14年、15歳293日で日本女子ツアー最年少優勝したKKT杯バンテリン・レディースには、祖父市来龍作さんと母久美さんも祝福に駆け付けた

「当時は自分がプロの試合で活躍する姿が想像できなかった」と着実に力をつける道を選んだ。中学での活躍を受け、全国のゴルフ強豪校から多くの誘いを受けたが地元の鹿児島高に進学。「ここまで自分でやってきたので、鹿児島を離れなくても大丈夫。ゴルフ以外の高校生活も楽しみたかった」。

週末の試合やナショナルチームの合宿と遠征。それ以外は、授業が終わっての練習と土日は、鹿児島高牧CCなどのコースで実戦練習。中学時代の仲間と100円ショップで簡単な楽器を買い、天文館公園でゲリラライブを行うなど、限られた時間の中で高校生活も楽しんだ。

2019年12月の日本女子プロゴルフ協会年間表彰式「LPGAアワード」 「黄金世代」の左から勝みなみ、小祝さくら、浅井咲希、原英莉花、渋野日向子、河本結

小学生時代のレッスンで基礎をつくり、中学以降はコーチをつけず、自分で考えて練習してきた。

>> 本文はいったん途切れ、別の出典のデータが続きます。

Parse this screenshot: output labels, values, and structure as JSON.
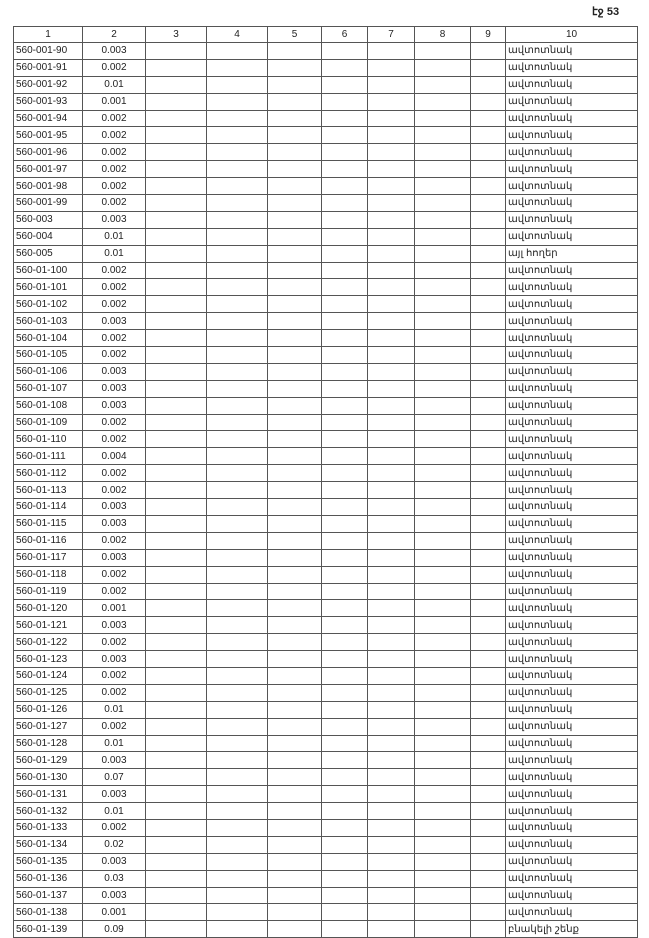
{
  "page_label": "էջ 53",
  "columns": [
    "1",
    "2",
    "3",
    "4",
    "5",
    "6",
    "7",
    "8",
    "9",
    "10"
  ],
  "rows": [
    [
      "560-001-90",
      "0.003",
      "ավտոտնակ"
    ],
    [
      "560-001-91",
      "0.002",
      "ավտոտնակ"
    ],
    [
      "560-001-92",
      "0.01",
      "ավտոտնակ"
    ],
    [
      "560-001-93",
      "0.001",
      "ավտոտնակ"
    ],
    [
      "560-001-94",
      "0.002",
      "ավտոտնակ"
    ],
    [
      "560-001-95",
      "0.002",
      "ավտոտնակ"
    ],
    [
      "560-001-96",
      "0.002",
      "ավտոտնակ"
    ],
    [
      "560-001-97",
      "0.002",
      "ավտոտնակ"
    ],
    [
      "560-001-98",
      "0.002",
      "ավտոտնակ"
    ],
    [
      "560-001-99",
      "0.002",
      "ավտոտնակ"
    ],
    [
      "560-003",
      "0.003",
      "ավտոտնակ"
    ],
    [
      "560-004",
      "0.01",
      "ավտոտնակ"
    ],
    [
      "560-005",
      "0.01",
      "այլ հողեր"
    ],
    [
      "560-01-100",
      "0.002",
      "ավտոտնակ"
    ],
    [
      "560-01-101",
      "0.002",
      "ավտոտնակ"
    ],
    [
      "560-01-102",
      "0.002",
      "ավտոտնակ"
    ],
    [
      "560-01-103",
      "0.003",
      "ավտոտնակ"
    ],
    [
      "560-01-104",
      "0.002",
      "ավտոտնակ"
    ],
    [
      "560-01-105",
      "0.002",
      "ավտոտնակ"
    ],
    [
      "560-01-106",
      "0.003",
      "ավտոտնակ"
    ],
    [
      "560-01-107",
      "0.003",
      "ավտոտնակ"
    ],
    [
      "560-01-108",
      "0.003",
      "ավտոտնակ"
    ],
    [
      "560-01-109",
      "0.002",
      "ավտոտնակ"
    ],
    [
      "560-01-110",
      "0.002",
      "ավտոտնակ"
    ],
    [
      "560-01-111",
      "0.004",
      "ավտոտնակ"
    ],
    [
      "560-01-112",
      "0.002",
      "ավտոտնակ"
    ],
    [
      "560-01-113",
      "0.002",
      "ավտոտնակ"
    ],
    [
      "560-01-114",
      "0.003",
      "ավտոտնակ"
    ],
    [
      "560-01-115",
      "0.003",
      "ավտոտնակ"
    ],
    [
      "560-01-116",
      "0.002",
      "ավտոտնակ"
    ],
    [
      "560-01-117",
      "0.003",
      "ավտոտնակ"
    ],
    [
      "560-01-118",
      "0.002",
      "ավտոտնակ"
    ],
    [
      "560-01-119",
      "0.002",
      "ավտոտնակ"
    ],
    [
      "560-01-120",
      "0.001",
      "ավտոտնակ"
    ],
    [
      "560-01-121",
      "0.003",
      "ավտոտնակ"
    ],
    [
      "560-01-122",
      "0.002",
      "ավտոտնակ"
    ],
    [
      "560-01-123",
      "0.003",
      "ավտոտնակ"
    ],
    [
      "560-01-124",
      "0.002",
      "ավտոտնակ"
    ],
    [
      "560-01-125",
      "0.002",
      "ավտոտնակ"
    ],
    [
      "560-01-126",
      "0.01",
      "ավտոտնակ"
    ],
    [
      "560-01-127",
      "0.002",
      "ավտոտնակ"
    ],
    [
      "560-01-128",
      "0.01",
      "ավտոտնակ"
    ],
    [
      "560-01-129",
      "0.003",
      "ավտոտնակ"
    ],
    [
      "560-01-130",
      "0.07",
      "ավտոտնակ"
    ],
    [
      "560-01-131",
      "0.003",
      "ավտոտնակ"
    ],
    [
      "560-01-132",
      "0.01",
      "ավտոտնակ"
    ],
    [
      "560-01-133",
      "0.002",
      "ավտոտնակ"
    ],
    [
      "560-01-134",
      "0.02",
      "ավտոտնակ"
    ],
    [
      "560-01-135",
      "0.003",
      "ավտոտնակ"
    ],
    [
      "560-01-136",
      "0.03",
      "ավտոտնակ"
    ],
    [
      "560-01-137",
      "0.003",
      "ավտոտնակ"
    ],
    [
      "560-01-138",
      "0.001",
      "ավտոտնակ"
    ],
    [
      "560-01-139",
      "0.09",
      "բնակելի շենք"
    ]
  ]
}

「私は考えるのが好き。何かで熱中して考えるのがゴルフだった。自分がどう変わっていくんだろうと。コーチをつけたいと思ったことは1度もありません」。

その思いはプロになっても変わらない。悩んだらジュニアのレッスンでやった基本に立ち戻る。プロになって3勝。渋野、原英莉花、小祝さくららの同期のライバルとしのぎを削り、女子ゴルフ界を盛り上げる。プレーと同じように、ジュニア世代の育成やチャリティーなどに積極的に取り組む。「プロゴルファーは夢のある仕事。自分たちを見てプロを目指す子どもたちがたくさん出てくるような存在でいたいな」。【桝田朗】

◆勝みなみ(かつ・みなみ)1998年(平10)7月1日、鹿児島市生まれ。名前の由来は人気漫画「タッチ」のヒロイン浅倉南から。鹿児島高1年の14年3月、ナショナルチームで出場したニュージーランドアマ選手権で日本人初優勝。同年4月のKKT杯バンテリン・レディースで史上最年少優勝。同年8月に日本ジュニア選手権、翌年6月に日本女子アマを制した。17年にプロテストに合格。ツアーでは18年に1勝、19年に2勝。157センチ、57キロ。